Mas, entre pares, os sócios da DEA continuarão a contar com a solidariedade dos seus colegas do governo. Foi pela via da solidariedade institucional e da cobertura dos actos de corrupção que a ministra da Comunicação Social, Carolina Cerqueira, anunciou recentemente:  “Quando o ministério estiver a licenciar e autorizar o funcionamento das rádios comunitárias, a Rádio UnIA será das primeiras a merecer tal privilégio, visto que está na lista das prioridades pela sua importância.”

Conclusão

Em circunstâncias normais, e por lei, os sócios da DEA, ainda em funções públicas, deviam perder os seus cargos e responder em tribunal.

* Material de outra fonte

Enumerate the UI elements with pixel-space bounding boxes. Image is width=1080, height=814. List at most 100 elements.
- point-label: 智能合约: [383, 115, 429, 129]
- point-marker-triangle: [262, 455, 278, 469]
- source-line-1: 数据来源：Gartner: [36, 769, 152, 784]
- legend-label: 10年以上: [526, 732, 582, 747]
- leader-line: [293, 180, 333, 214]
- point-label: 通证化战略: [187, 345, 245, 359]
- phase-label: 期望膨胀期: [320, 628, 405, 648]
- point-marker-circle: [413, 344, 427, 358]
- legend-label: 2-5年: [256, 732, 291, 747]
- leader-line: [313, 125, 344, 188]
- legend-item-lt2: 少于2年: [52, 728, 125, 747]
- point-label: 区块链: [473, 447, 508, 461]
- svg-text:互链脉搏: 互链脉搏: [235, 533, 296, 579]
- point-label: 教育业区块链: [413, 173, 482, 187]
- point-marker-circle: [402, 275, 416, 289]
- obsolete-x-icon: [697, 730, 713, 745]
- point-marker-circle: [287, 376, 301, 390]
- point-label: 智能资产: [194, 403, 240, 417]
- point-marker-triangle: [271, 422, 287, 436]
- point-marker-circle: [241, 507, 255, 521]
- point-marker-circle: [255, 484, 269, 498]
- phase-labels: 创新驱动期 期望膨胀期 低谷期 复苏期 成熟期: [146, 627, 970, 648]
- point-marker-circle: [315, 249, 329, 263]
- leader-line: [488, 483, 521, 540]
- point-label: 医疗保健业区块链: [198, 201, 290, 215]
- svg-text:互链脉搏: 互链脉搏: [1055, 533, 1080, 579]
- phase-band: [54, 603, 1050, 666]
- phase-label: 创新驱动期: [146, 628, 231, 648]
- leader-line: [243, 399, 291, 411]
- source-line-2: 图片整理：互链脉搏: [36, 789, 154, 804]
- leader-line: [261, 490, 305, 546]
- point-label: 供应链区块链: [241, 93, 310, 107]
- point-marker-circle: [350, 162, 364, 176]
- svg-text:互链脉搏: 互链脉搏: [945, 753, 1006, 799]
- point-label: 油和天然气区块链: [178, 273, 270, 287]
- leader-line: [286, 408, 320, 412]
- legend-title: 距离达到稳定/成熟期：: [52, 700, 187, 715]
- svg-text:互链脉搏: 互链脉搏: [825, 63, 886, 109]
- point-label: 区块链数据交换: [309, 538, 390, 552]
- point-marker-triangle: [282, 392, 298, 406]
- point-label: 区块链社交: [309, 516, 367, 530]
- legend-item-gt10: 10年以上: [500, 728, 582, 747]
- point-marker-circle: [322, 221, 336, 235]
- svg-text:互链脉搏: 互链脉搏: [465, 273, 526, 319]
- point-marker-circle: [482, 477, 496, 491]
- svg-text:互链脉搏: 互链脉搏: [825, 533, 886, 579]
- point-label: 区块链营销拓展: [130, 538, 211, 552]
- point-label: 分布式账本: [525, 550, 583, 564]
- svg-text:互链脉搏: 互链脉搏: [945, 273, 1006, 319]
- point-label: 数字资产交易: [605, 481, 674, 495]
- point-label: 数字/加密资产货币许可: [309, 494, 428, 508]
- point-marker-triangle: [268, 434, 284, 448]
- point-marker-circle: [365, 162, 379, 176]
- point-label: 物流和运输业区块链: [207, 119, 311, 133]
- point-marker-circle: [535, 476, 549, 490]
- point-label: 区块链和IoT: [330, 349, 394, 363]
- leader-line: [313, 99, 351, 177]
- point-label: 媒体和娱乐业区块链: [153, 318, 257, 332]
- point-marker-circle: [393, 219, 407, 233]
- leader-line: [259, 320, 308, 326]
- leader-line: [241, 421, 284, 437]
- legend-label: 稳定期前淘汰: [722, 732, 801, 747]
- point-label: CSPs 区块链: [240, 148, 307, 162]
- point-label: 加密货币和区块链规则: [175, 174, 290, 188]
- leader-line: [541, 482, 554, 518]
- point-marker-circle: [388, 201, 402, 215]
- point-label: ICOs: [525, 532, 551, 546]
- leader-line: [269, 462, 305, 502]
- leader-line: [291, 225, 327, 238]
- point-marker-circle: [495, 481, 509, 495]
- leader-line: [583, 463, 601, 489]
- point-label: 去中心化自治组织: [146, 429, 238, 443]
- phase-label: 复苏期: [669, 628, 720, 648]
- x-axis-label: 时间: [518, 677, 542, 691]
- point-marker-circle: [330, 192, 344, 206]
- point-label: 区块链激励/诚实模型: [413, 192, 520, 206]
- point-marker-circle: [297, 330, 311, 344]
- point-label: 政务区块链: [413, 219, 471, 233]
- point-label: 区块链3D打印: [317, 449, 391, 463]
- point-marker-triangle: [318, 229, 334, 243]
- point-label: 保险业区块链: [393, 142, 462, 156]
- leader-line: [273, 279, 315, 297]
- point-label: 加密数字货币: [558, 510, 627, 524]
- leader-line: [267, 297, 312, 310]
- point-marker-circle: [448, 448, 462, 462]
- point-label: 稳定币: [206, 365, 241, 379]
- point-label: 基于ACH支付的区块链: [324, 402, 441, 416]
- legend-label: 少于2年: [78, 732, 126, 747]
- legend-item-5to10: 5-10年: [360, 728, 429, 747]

No entanto, os conflitos de interesse e actos de corrupção do ministro Burity da Silva e seus coadjutores, o seu irmão Carlos Burity da Silva, Pinda Simão e Pedro Sebastião Teta, tiveram o alto patrocínio do presidente da República. É o chefe de Estado e Governo o principal responsável e promotor dos actos mais gritantes de corrupção que têm lugar ao nível do governo, porque passam pelo Conselho de Ministros, onde invariavelmente José Eduardo dos Santos os aprova.

Assim, a corrupção é institucional. Qualquer política de combate contra a corrupção, dada a gravidade da situação no aparelho do Estado, deve ser, na verdade, um combate contra a institucionalização da corrupção pelo Presidente José Eduardo dos Santos, o garante da impunidade.